If you're going out for bracing walks, you need fuel to keep your internal fires burning. Most of us do less in the winter, while still eating more. As it gets colder, our appetite increases for carbohydrate-rich foods, and in our modern world, snacks or processed foods packed with sugar or fats are readily available.
At lower temperatures, the body craves foods that promise an energy burn to warm it up fast. Just remember that when these cravings kick in, it's better to eat slow-burn carbs such as stews full of root vegetables.
It's also important to keep protein intake up. Not only does a good supply of protein help to regulate appetite and keep muscles strong, but it is essential for the immune system.
At any time of year it's important to make sure your diet provides your vitamin and mineral needs. If you have any doubts, take a daily multivitamin. In winter, when sunlight is poor almost everyone needs vitamin D supplements.

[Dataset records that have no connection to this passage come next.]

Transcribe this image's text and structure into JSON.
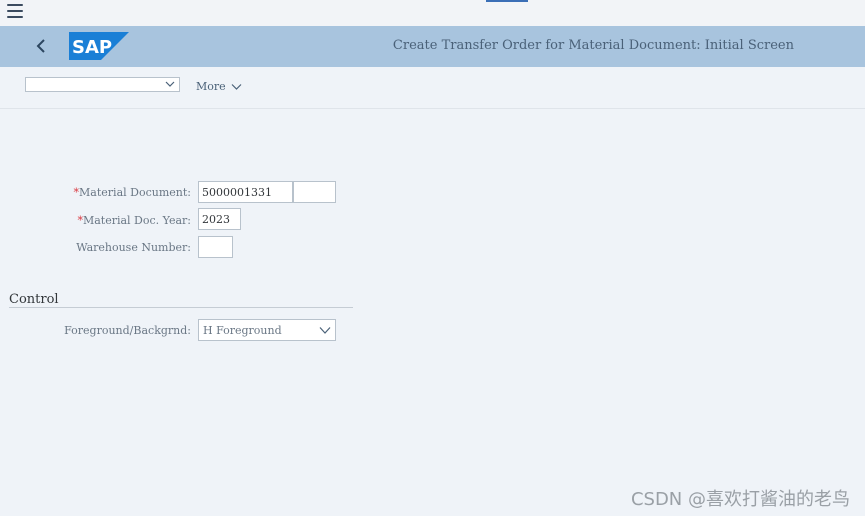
{
  "header": {
    "menu_icon": "hamburger-menu-icon",
    "back_icon": "chevron-left-icon",
    "logo_text": "SAP",
    "title": "Create Transfer Order for Material Document: Initial Screen"
  },
  "toolbar": {
    "dropdown_value": "",
    "more_label": "More"
  },
  "form": {
    "material_document": {
      "label": "Material Document:",
      "value": "5000001331",
      "extra_value": ""
    },
    "material_doc_year": {
      "label": "Material Doc. Year:",
      "value": "2023"
    },
    "warehouse_number": {
      "label": "Warehouse Number:",
      "value": ""
    }
  },
  "control": {
    "section_title": "Control",
    "foreground_label": "Foreground/Backgrnd:",
    "foreground_value": "H Foreground"
  },
  "watermark": "CSDN @喜欢打酱油的老鸟",
  "colors": {
    "shell_bar": "#a8c4de",
    "background": "#eff3f8",
    "required": "#d9363e",
    "logo_blue": "#1a7fd6"
  }
}
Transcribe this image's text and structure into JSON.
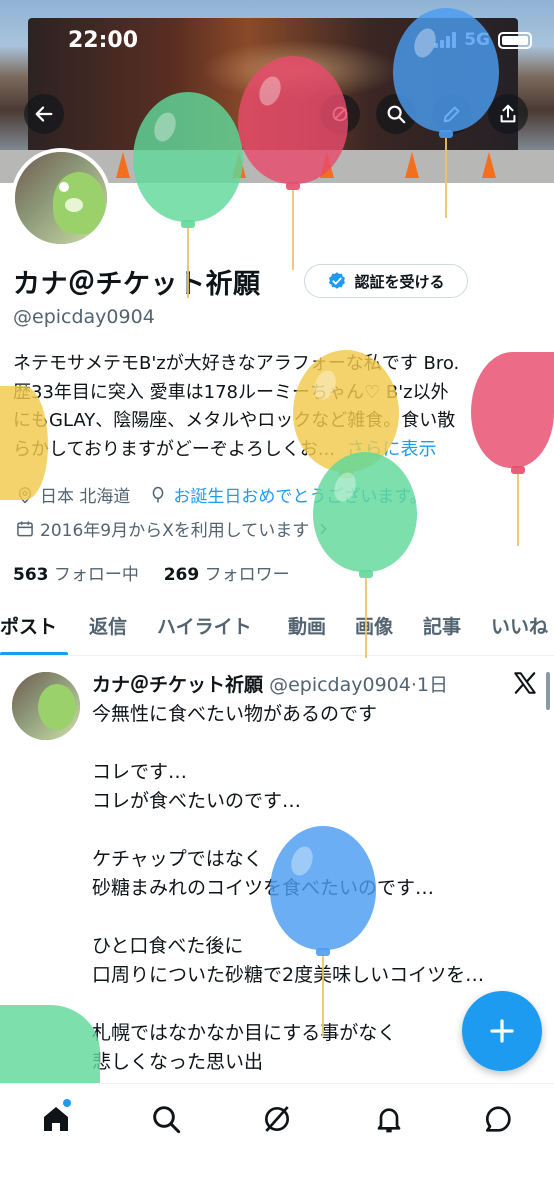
{
  "status_bar": {
    "time": "22:00",
    "network": "5G"
  },
  "profile": {
    "name": "カナ＠チケット祈願",
    "verify_label": "認証を受ける",
    "handle": "@epicday0904",
    "bio_lines": [
      "ネテモサメテモB'zが大好きなアラフォーな私です Bro.",
      "歴33年目に突入 愛車は178ルーミーちゃん♡ B'z以外",
      "にもGLAY、陰陽座、メタルやロックなど雑食。食い散",
      "らかしておりますがどーぞよろしくお..."
    ],
    "bio_more": "さらに表示",
    "location": "日本 北海道",
    "birthday_link": "お誕生日おめでとうございます。",
    "joined": "2016年9月からXを利用しています",
    "following_count": "563",
    "following_label": "フォロー中",
    "followers_count": "269",
    "followers_label": "フォロワー"
  },
  "tabs": [
    "ポスト",
    "返信",
    "ハイライト",
    "動画",
    "画像",
    "記事",
    "いいね"
  ],
  "active_tab": "ポスト",
  "post": {
    "author_name": "カナ＠チケット祈願",
    "author_handle": "@epicday0904",
    "time": "·1日",
    "lines": [
      "今無性に食べたい物があるのです",
      "",
      "コレです…",
      "コレが食べたいのです…",
      "",
      "ケチャップではなく",
      "砂糖まみれのコイツを食べたいのです…",
      "",
      "ひと口食べた後に",
      "口周りについた砂糖で2度美味しいコイツを…",
      "",
      "札幌ではなかなか目にする事がなく",
      "悲しくなった思い出"
    ]
  },
  "icons": {
    "header": [
      "back-arrow-icon",
      "grok-icon",
      "search-icon",
      "pen-icon",
      "share-icon"
    ],
    "bottom_nav": [
      "home-icon",
      "search-icon",
      "grok-icon",
      "bell-icon",
      "messages-icon"
    ],
    "fab": "plus-icon"
  },
  "colors": {
    "accent": "#1d9bf0",
    "text": "#0f1419",
    "muted": "#536471",
    "balloon_green": "#5fd89a",
    "balloon_red": "#e84a6b",
    "balloon_blue": "#4b9cf0",
    "balloon_yellow": "#f2c94c"
  }
}
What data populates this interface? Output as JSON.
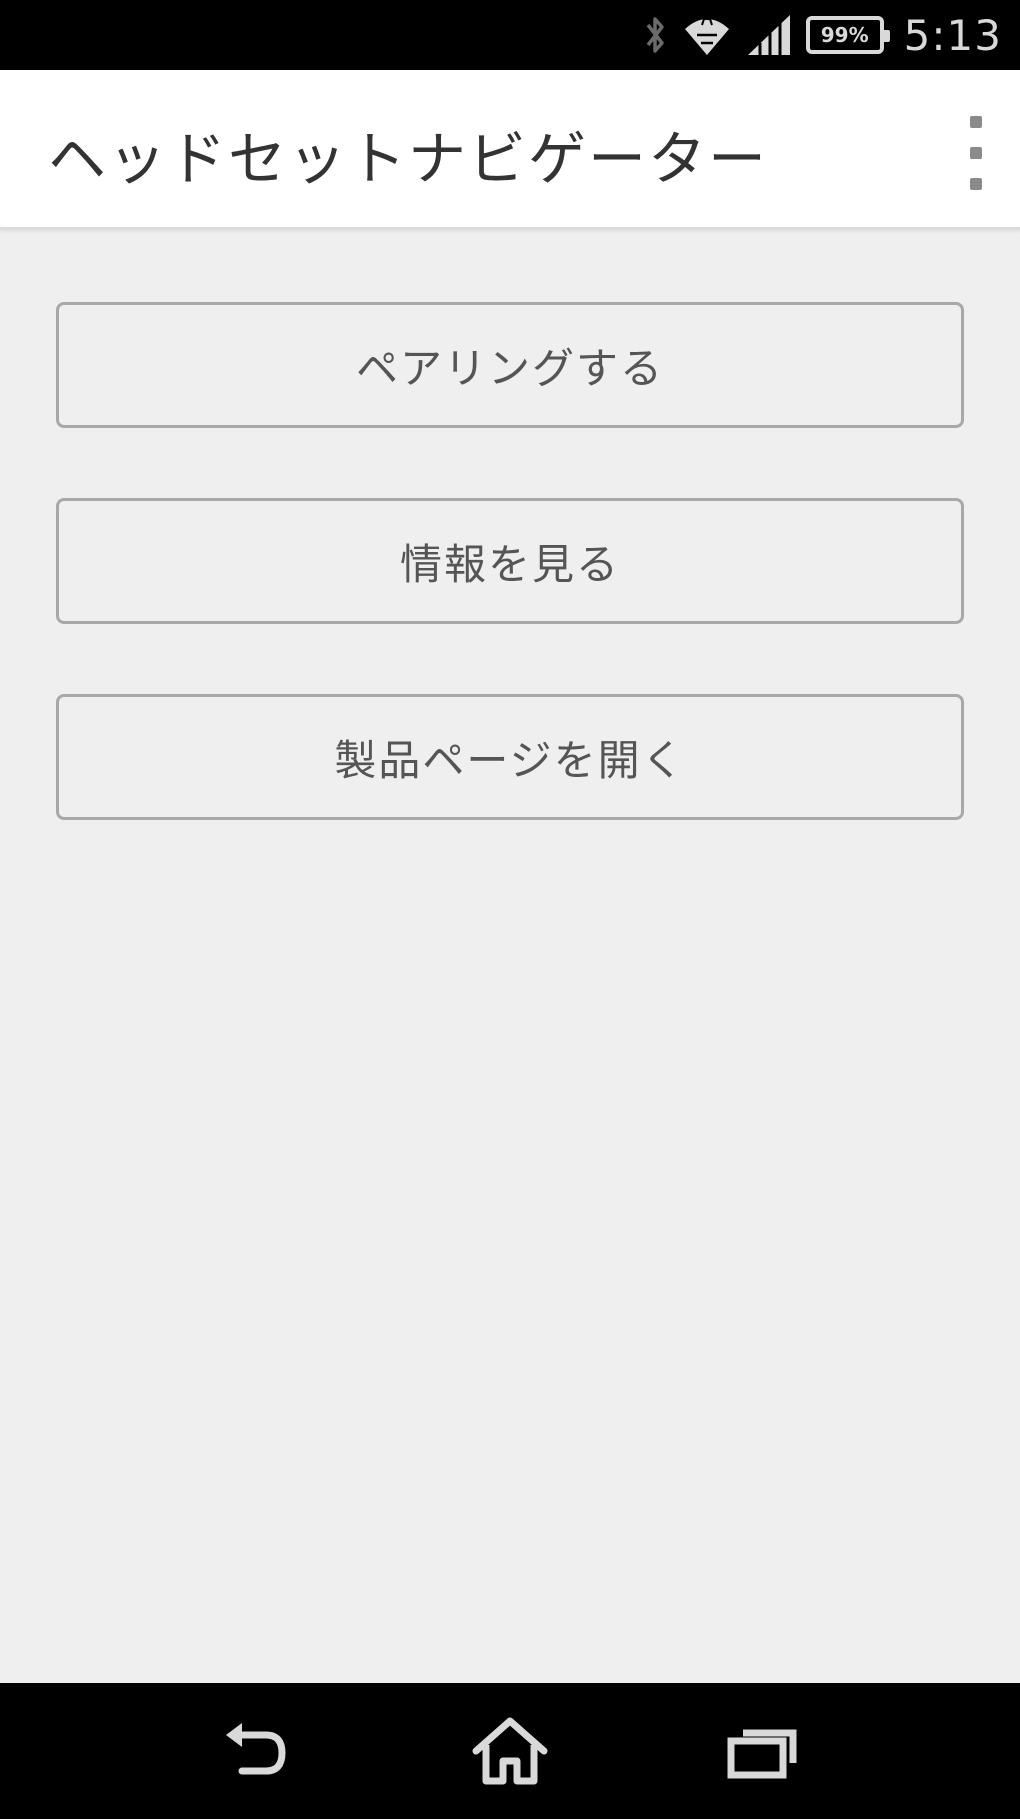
{
  "status_bar": {
    "time": "5:13",
    "battery_text": "99%",
    "icons": [
      "bluetooth-icon",
      "wifi-icon",
      "signal-icon",
      "battery-icon"
    ]
  },
  "action_bar": {
    "title": "ヘッドセットナビゲーター",
    "overflow_icon": "overflow-menu-icon"
  },
  "buttons": {
    "pairing": "ペアリングする",
    "info": "情報を見る",
    "product_page": "製品ページを開く"
  },
  "nav_bar": {
    "icons": [
      "back-icon",
      "home-icon",
      "recent-apps-icon"
    ]
  },
  "colors": {
    "background": "#efefef",
    "action_bar": "#ffffff",
    "system_bars": "#000000",
    "button_border": "#a8a8a8",
    "text": "#555555"
  }
}
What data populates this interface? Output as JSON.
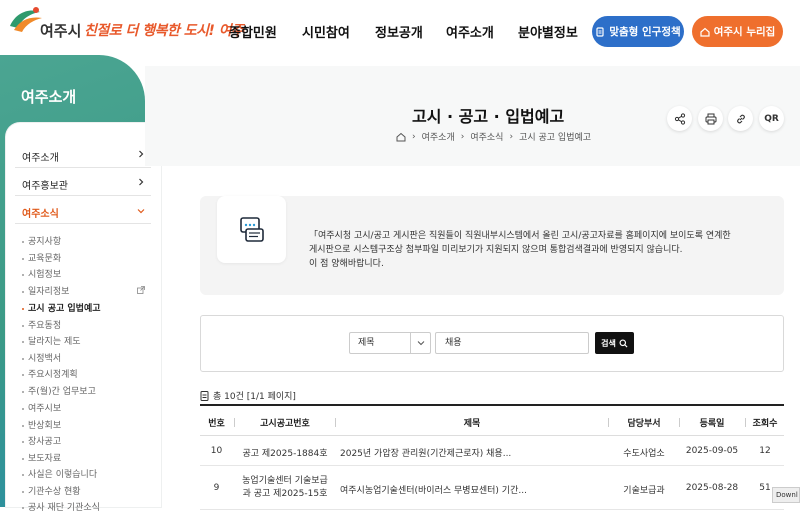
{
  "header": {
    "logo_text": "여주시",
    "slogan": "친절로 더 행복한 도시! 여주",
    "nav": [
      "종합민원",
      "시민참여",
      "정보공개",
      "여주소개",
      "분야별정보"
    ],
    "btn_policy": "맞춤형 인구정책",
    "btn_nurizip": "여주시 누리집"
  },
  "sidebar": {
    "title": "여주소개",
    "menu": [
      "여주소개",
      "여주홍보관",
      "여주소식"
    ],
    "sub": [
      "공지사항",
      "교육문화",
      "시험정보",
      "일자리정보",
      "고시 공고 입법예고",
      "주요동정",
      "달라지는 제도",
      "시정백서",
      "주요시정계획",
      "주(월)간 업무보고",
      "여주시보",
      "반상회보",
      "장사공고",
      "보도자료",
      "사실은 이렇습니다",
      "기관수상 현황",
      "공사 재단 기관소식"
    ]
  },
  "page": {
    "title": "고시 · 공고 · 입법예고",
    "breadcrumb": [
      "여주소개",
      "여주소식",
      "고시 공고 입법예고"
    ],
    "tools": {
      "qr": "QR"
    }
  },
  "notice": {
    "line1": "「여주시청 고시/공고 게시판은 직원들이 직원내부시스템에서 올린 고시/공고자료를 홈페이지에 보이도록 연계한",
    "line2": "게시판으로 시스템구조상 첨부파일 미리보기가 지원되지 않으며 통합검색결과에 반영되지 않습니다.",
    "line3": "이 점 양해바랍니다."
  },
  "search": {
    "field": "제목",
    "keyword": "채용",
    "button": "검색"
  },
  "count": "총 10건  [1/1 페이지]",
  "table": {
    "headers": [
      "번호",
      "고시공고번호",
      "제목",
      "담당부서",
      "등록일",
      "조회수"
    ],
    "rows": [
      {
        "no": "10",
        "code1": "공고 제2025-1884호",
        "code2": "",
        "title": "2025년 가압장 관리원(기간제근로자) 채용...",
        "dept": "수도사업소",
        "date": "2025-09-05",
        "views": "12"
      },
      {
        "no": "9",
        "code1": "농업기술센터 기술보급",
        "code2": "과 공고 제2025-15호",
        "title": "여주시농업기술센터(바이러스 무병묘센터) 기간...",
        "dept": "기술보급과",
        "date": "2025-08-28",
        "views": "51"
      }
    ]
  },
  "download_tab": "Downl"
}
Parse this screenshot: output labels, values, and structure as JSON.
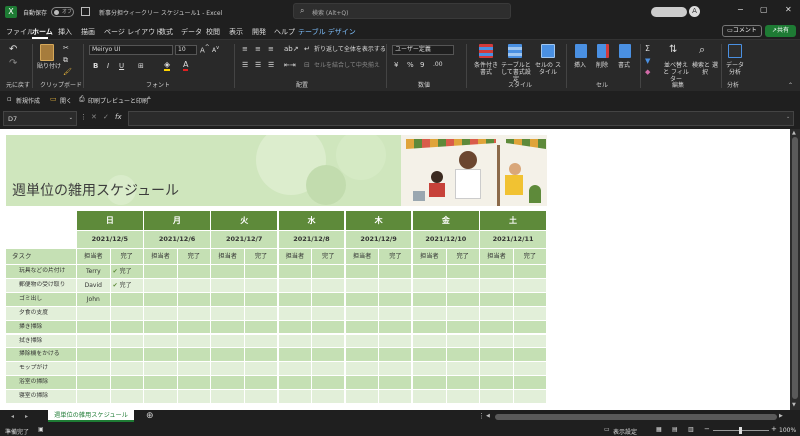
{
  "titlebar": {
    "autosave_label": "自動保存",
    "autosave_state": "オフ",
    "doc_title": "新事分担ウィークリー スケジュール1 - Excel",
    "search_placeholder": "検索 (Alt+Q)",
    "user_initial": "A"
  },
  "ribbon_tabs": [
    "ファイル",
    "ホーム",
    "挿入",
    "描画",
    "ページ レイアウト",
    "数式",
    "データ",
    "校閲",
    "表示",
    "開発",
    "ヘルプ",
    "テーブル デザイン"
  ],
  "ribbon_tab_active": "ホーム",
  "comment_btn": "コメント",
  "share_btn": "共有",
  "ribbon": {
    "undo_label": "元に戻す",
    "paste_label": "貼り付け",
    "font_name": "Meiryo UI",
    "font_size": "10",
    "wrap_label": "折り返して全体を表示する",
    "merge_label": "セルを結合して中央揃え",
    "number_format": "ユーザー定義",
    "cond_format": "条件付き書式",
    "table_format": "テーブルとして書式設定",
    "cell_styles": "セルの スタイル",
    "insert": "挿入",
    "delete": "削除",
    "format": "書式",
    "sort_filter": "並べ替えと フィルター",
    "find_select": "検索と 選択",
    "analyze": "データ 分析",
    "groups": [
      "元に戻す",
      "クリップボード",
      "フォント",
      "配置",
      "数値",
      "スタイル",
      "セル",
      "編集",
      "分析"
    ]
  },
  "qat": {
    "new": "新規作成",
    "open": "開く",
    "print_preview": "印刷プレビューと印刷"
  },
  "formula_bar": {
    "name_box": "D7",
    "fx": "fx",
    "formula": ""
  },
  "schedule": {
    "title": "週単位の雑用スケジュール",
    "days": [
      "日",
      "月",
      "火",
      "水",
      "木",
      "金",
      "土"
    ],
    "dates": [
      "2021/12/5",
      "2021/12/6",
      "2021/12/7",
      "2021/12/8",
      "2021/12/9",
      "2021/12/10",
      "2021/12/11"
    ],
    "task_header": "タスク",
    "assignee_header": "担当者",
    "done_header": "完了",
    "tasks": [
      {
        "name": "玩具などの片付け",
        "assignee": "Terry",
        "done": "完了"
      },
      {
        "name": "郵便物の受け取り",
        "assignee": "David",
        "done": "完了"
      },
      {
        "name": "ゴミ出し",
        "assignee": "John",
        "done": ""
      },
      {
        "name": "夕食の支度",
        "assignee": "",
        "done": ""
      },
      {
        "name": "掃き掃除",
        "assignee": "",
        "done": ""
      },
      {
        "name": "拭き掃除",
        "assignee": "",
        "done": ""
      },
      {
        "name": "掃除機をかける",
        "assignee": "",
        "done": ""
      },
      {
        "name": "モップがけ",
        "assignee": "",
        "done": ""
      },
      {
        "name": "浴室の掃除",
        "assignee": "",
        "done": ""
      },
      {
        "name": "寝室の掃除",
        "assignee": "",
        "done": ""
      }
    ]
  },
  "sheet_tab": "週単位の雑用スケジュール",
  "status": {
    "ready": "準備完了",
    "display_settings": "表示設定",
    "zoom": "100%"
  },
  "colors": {
    "dark_green": "#5e8a3a",
    "mid_green": "#c5e0b4",
    "light_green": "#e2efd9",
    "title_band": "#c9e3b5",
    "accent_blue": "#2b7fd6",
    "green_share": "#1e7b34"
  }
}
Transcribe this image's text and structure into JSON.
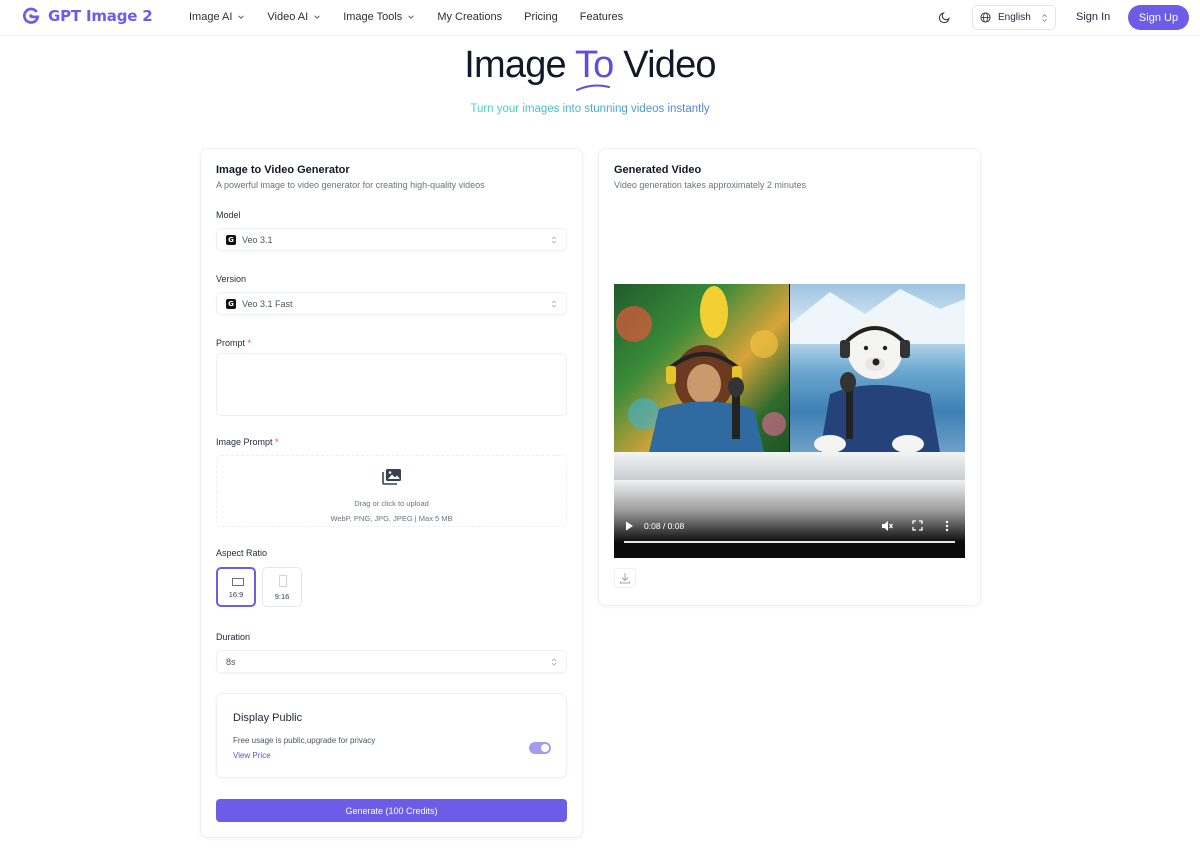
{
  "brand": {
    "name": "GPT Image 2",
    "accent": "#6c5ce7"
  },
  "nav": {
    "items": [
      {
        "label": "Image AI",
        "dropdown": true
      },
      {
        "label": "Video AI",
        "dropdown": true
      },
      {
        "label": "Image Tools",
        "dropdown": true
      },
      {
        "label": "My Creations",
        "dropdown": false
      },
      {
        "label": "Pricing",
        "dropdown": false
      },
      {
        "label": "Features",
        "dropdown": false
      }
    ],
    "language": "English",
    "sign_in": "Sign In",
    "sign_up": "Sign Up"
  },
  "hero": {
    "title_pre": "Image ",
    "title_accent": "To",
    "title_post": " Video",
    "subtitle": "Turn your images into stunning videos instantly"
  },
  "generator": {
    "title": "Image to Video Generator",
    "subtitle": "A powerful image to video generator for creating high-quality videos",
    "model_label": "Model",
    "model_value": "Veo 3.1",
    "version_label": "Version",
    "version_value": "Veo 3.1 Fast",
    "prompt_label": "Prompt",
    "prompt_value": "",
    "image_prompt_label": "Image Prompt",
    "required_mark": "*",
    "upload_text": "Drag or click to upload",
    "upload_formats": "WebP, PNG, JPG, JPEG | Max 5 MB",
    "aspect_label": "Aspect Ratio",
    "aspect_options": [
      {
        "label": "16:9",
        "selected": true
      },
      {
        "label": "9:16",
        "selected": false
      }
    ],
    "duration_label": "Duration",
    "duration_value": "8s",
    "public": {
      "title": "Display Public",
      "description": "Free usage is public,upgrade for privacy",
      "link": "View Price",
      "enabled": true
    },
    "generate_button": "Generate (100 Credits)"
  },
  "result": {
    "title": "Generated Video",
    "subtitle": "Video generation takes approximately 2 minutes",
    "video_time": "0:08 / 0:08",
    "video_progress": 1.0
  }
}
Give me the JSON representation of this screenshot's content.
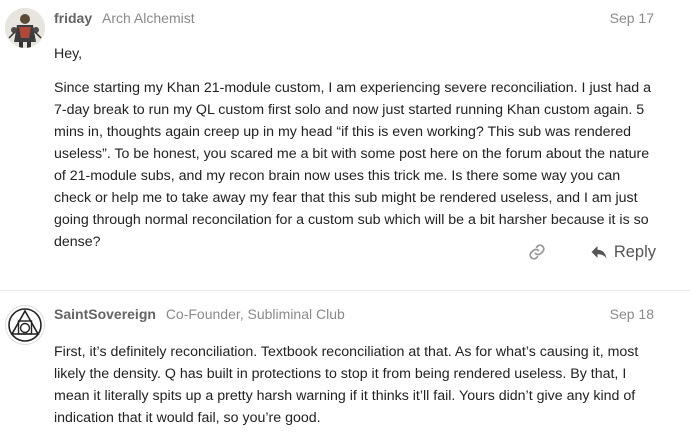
{
  "posts": [
    {
      "username": "friday",
      "user_title": "Arch Alchemist",
      "date": "Sep 17",
      "avatar_icon": "alchemist-avatar-icon",
      "paragraphs": [
        "Hey,",
        "Since starting my Khan 21-module custom, I am experiencing severe reconciliation. I just had a 7-day break to run my QL custom first solo and now just started running Khan custom again. 5 mins in, thoughts again creep up in my head “if this is even working? This sub was rendered useless”. To be honest, you scared me a bit with some post here on the forum about the nature of 21-module subs, and my recon brain now uses this trick me. Is there some way you can check or help me to take away my fear that this sub might be rendered useless, and I am just going through normal reconcilation for a custom sub which will be a bit harsher because it is so dense?"
      ],
      "actions": {
        "link_icon": "link-icon",
        "reply_icon": "reply-arrow-icon",
        "reply_label": "Reply"
      }
    },
    {
      "username": "SaintSovereign",
      "user_title": "Co-Founder, Subliminal Club",
      "date": "Sep 18",
      "avatar_icon": "alchemy-symbol-avatar-icon",
      "paragraphs": [
        "First, it’s definitely reconciliation. Textbook reconciliation at that. As for what’s causing it, most likely the density. Q has built in protections to stop it from being rendered useless. By that, I mean it literally spits up a pretty harsh warning if it thinks it’ll fail. Yours didn’t give any kind of indication that it would fail, so you’re good."
      ]
    }
  ],
  "colors": {
    "username": "#646464",
    "meta": "#8a8a8a",
    "body_text": "#222222",
    "icon": "#999999",
    "divider": "#e9e9e9"
  }
}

Many other foods also have a reputation for boosting the immune system - from the vitamin C-rich citrus fruits and peppers to garlic and green veg that is packed with the vitamins A, C and E.
Few of us escape the misery of respiratory infections during winter. Your own immune system should be able to fight them and you don't need antibiotics. But more serious infections = such as flu - can be a particular risk, especially for older people, smokers and those with lung disease.
One of the factors shown to make us more vulnerable to respiratory infections is emotional stress. There are many different ways to deal with stress, from meditation to talking therapies, so explore them and see what works for you.
About 1 in 15 people in the UK have a particular form of depression, with symptoms including low mood and sleep problems that are linked to the long dark winter days. This is known as Seasonal Affective Disorder or 'SAD', and typically reappears each year between October to March.
Treatment can be very effective, and includes light therapy (spending time in front of a special light box) as well as cognitive behavioural therapy and antidepressant drugs.
We can all benefit from spending a little time on our mental health in the winter. Here's how to let some light back into your l life as the days get shorter:
Walk every day for 20-30 minutes - it will boost heart rate and circulation (helping to keep you fit and trim) and is about the best mood lifter there is.
Keep that sunshine feeling going with a crisp salad of green leaves and colourful peppers, but for a winter twist, add roasted tomatoes and warm chicken or prawns.
Just because the weather is drab it doesn't mean your clothes have to be. Feeling good about how you look can give a tremendous psychological boost.
Remind yourself of warmer days by digging out your summer photos and sharing the memories with your loved ones.
Nothing beats a healthy, balanced diet to provide all the nutrients we need. But when this isn't possible, supplements can help. This article isn't intended to replace medical advice. Please consult your healthcare professional before trying supplements or herbal medicines.